Fairness for machine learning predictions is widely required in practice for legal, ethical, and societal reasons. Existing work typically focuses on settings without unobserved confounding, even though unobserved confounding can lead to severe violations of causal fairness and, thus, unfair predictions. In this work, we analyze the sensitivity of causal fairness to unobserved confounding. Our contributions are three-fold. First, we derive bounds for causal fairness metrics under different sources of unobserved confounding. This enables practitioners to examine the sensitivity of their machine learning models to unobserved confounding in fairness-critical applications. Second, we propose a novel neural framework for learning fair predictions, which allows us to offer worst-case guarantees of the extent to which causal fairness can be violated due to unobserved confounding.

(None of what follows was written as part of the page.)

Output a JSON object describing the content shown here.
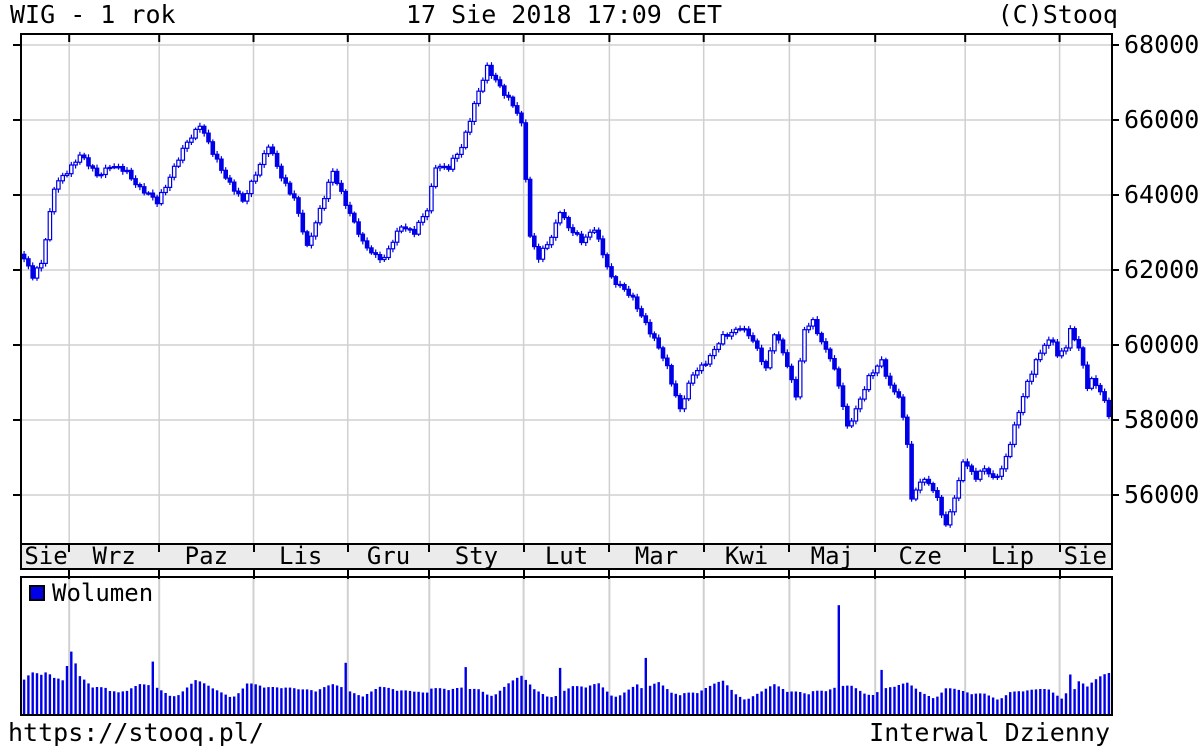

Third, we demonstrate the effectiveness of our framework in a series of experiments, including a real-world case study about predicting prison sentences. To the best of our knowledge, ours is the first work to study causal fairness under unobserved confounding. To this end, our work is of direct practical value as a refutation strategy to ensure the fairness of predictions in high-stakes applications.

翻译：机器学习预测的公平性因法律、伦理和社会原因在实践中被广泛要求。现有工作通常关注无未观测混杂的情形，尽管未观测混杂可能导致因果公平性严重违反，从而产生不公平的预测。本研究分析了因果公平性对未观测混杂的灵敏度。我们的贡献包括三个方面。首先，我们推导了不同未观测混杂源下的因果公平性指标界限，使从业者能够在公平性关键应用中检验机器学习模型对未观测混杂的灵敏度。其次，我们提出了一种用于学习公平预测的新型神经框架，该框架能够提供关于未观测混杂可能导致因果公平性被违反程度的悲观情境保证。第三，我们通过一系列实验（包括一个关于预测刑期的真实世界案例研究）展示了该框架的有效性。据我们所知，这是首个研究未观测混杂下因果公平性的工作。因此，本研究作为确保高风险应用中预测公平性的反驳策略具有直接的实践价值。